Warum habt Ihr Euch dafür entschieden, für Voelkel eine Gemeinwohl-Bilanz zu erstellen?

Wir betrachten uns als permanente Pioniere und geben unsere erarbeiteten Werte gerne weiter. Die GWÖ-Bilanz ist dabei ein kostbares Thema, das nach außen kommuniziert werden muss. Sie ist ein unglaublich wichtiges gesellschaftliches Instrument, weil dabei klar dargelegt wird, wie grundlegend strukturell die Probleme sind. Andererseits ist die GWÖ-Bilanz auch unternehmensintern ein guter Spiegel. Man sieht, was man alles erreicht hat, erkennt aber auch, wo noch weiteres Potenzial brach liegt.

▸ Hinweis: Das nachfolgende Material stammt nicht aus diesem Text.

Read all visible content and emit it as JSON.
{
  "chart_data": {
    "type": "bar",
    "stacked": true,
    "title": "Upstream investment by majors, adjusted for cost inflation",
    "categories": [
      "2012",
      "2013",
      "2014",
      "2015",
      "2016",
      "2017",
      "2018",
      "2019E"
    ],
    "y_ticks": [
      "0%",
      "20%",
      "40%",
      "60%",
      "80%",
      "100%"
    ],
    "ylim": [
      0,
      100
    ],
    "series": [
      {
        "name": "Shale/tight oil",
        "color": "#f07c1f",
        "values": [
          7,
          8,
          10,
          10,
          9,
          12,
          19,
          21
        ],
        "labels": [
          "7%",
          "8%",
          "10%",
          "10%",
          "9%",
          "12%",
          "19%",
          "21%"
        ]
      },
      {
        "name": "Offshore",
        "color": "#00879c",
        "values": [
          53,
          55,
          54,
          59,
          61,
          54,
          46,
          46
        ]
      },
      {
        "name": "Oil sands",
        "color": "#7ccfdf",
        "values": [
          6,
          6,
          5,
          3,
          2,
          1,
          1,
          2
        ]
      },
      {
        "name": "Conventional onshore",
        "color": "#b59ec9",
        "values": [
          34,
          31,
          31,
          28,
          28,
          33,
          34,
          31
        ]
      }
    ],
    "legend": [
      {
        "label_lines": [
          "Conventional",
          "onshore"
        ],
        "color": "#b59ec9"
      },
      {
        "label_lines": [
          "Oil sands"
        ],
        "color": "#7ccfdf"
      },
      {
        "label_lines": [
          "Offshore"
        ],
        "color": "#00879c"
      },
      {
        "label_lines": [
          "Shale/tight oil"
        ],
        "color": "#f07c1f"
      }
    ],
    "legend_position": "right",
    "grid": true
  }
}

Bio stand bislang für pestizidfreie Landwirtschaft und „gut für mich“. Im Moment haben wir die historische Chance, Bio grundlegend weiter zu entwickeln. Menschen kaufen Bio aus anderen Motiven heraus. Sie wollen nicht nur für sich etwas Gutes tun, sondern die Welt retten. Die Sekundärnutzen von Bio wie Pestizidfreiheit, Grundwasserschutz, Artenvielfalt und Klimaschutz sehe ich als Primärnutzen. Ich glaube, es ist die Aufgabe der alten Pioniere, auch die neuen Pioniere zu sein.